The Woman the Germans Shot, also known as The Cavell Case, is a 1918 American silent war biographical film based on the life and career of Nurse Edith Cavell. It was directed by John G. Adolfi and starred stage star Julia Arthur in her screen debut. It was released the month before World War I ended.

==Plot==
As described in a film magazine, Edith Cavell (Arthur) is beloved by George Brooks (Brooks), but decides to follow the dictates of her conscious and nurse the sick and suffering. George goes to war. Years later they meet again, he now a blinded middle-aged man with a fine young son Frank (Hale) who is in love with a beautiful girl. For old times sake Edith becomes George's nurse when a delicate operation is performed that restores his sight. World War I breaks out and she returns to Belgium where she teaches other nurses.

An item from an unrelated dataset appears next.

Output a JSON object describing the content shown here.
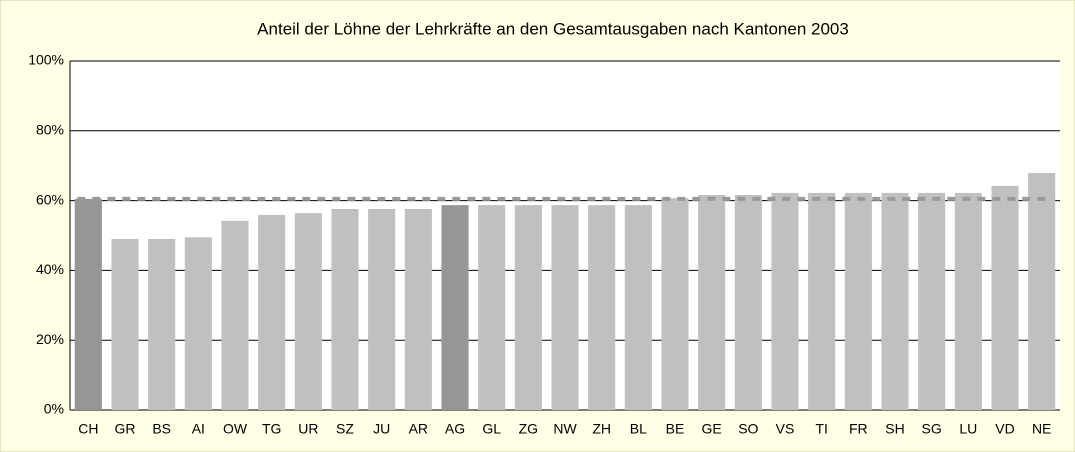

After the Germans take possession of the hospital and throw the British soldiers in the foul cellar, Edith often slips down there to dress their wounds. She is discovered and abused by the Germans. They have her watched, but in spite of them finds young Frank Brooks there and helps him escape, sending her message for all England to fight. She is arrested, tried, and, despite the efforts of civilized nations to save her, executed. Her shooting helps raise an army that will fight to prevent similar atrocities.

==See also==
- The Martyrdom of Nurse Cavell (1916)
- Nurse Cavell (1916)
- Dawn (1928)
- Nurse Edith Cavell (1939)

==Preservation==
With no prints of The Woman the Germans Shot located in any film archives, it is a lost film.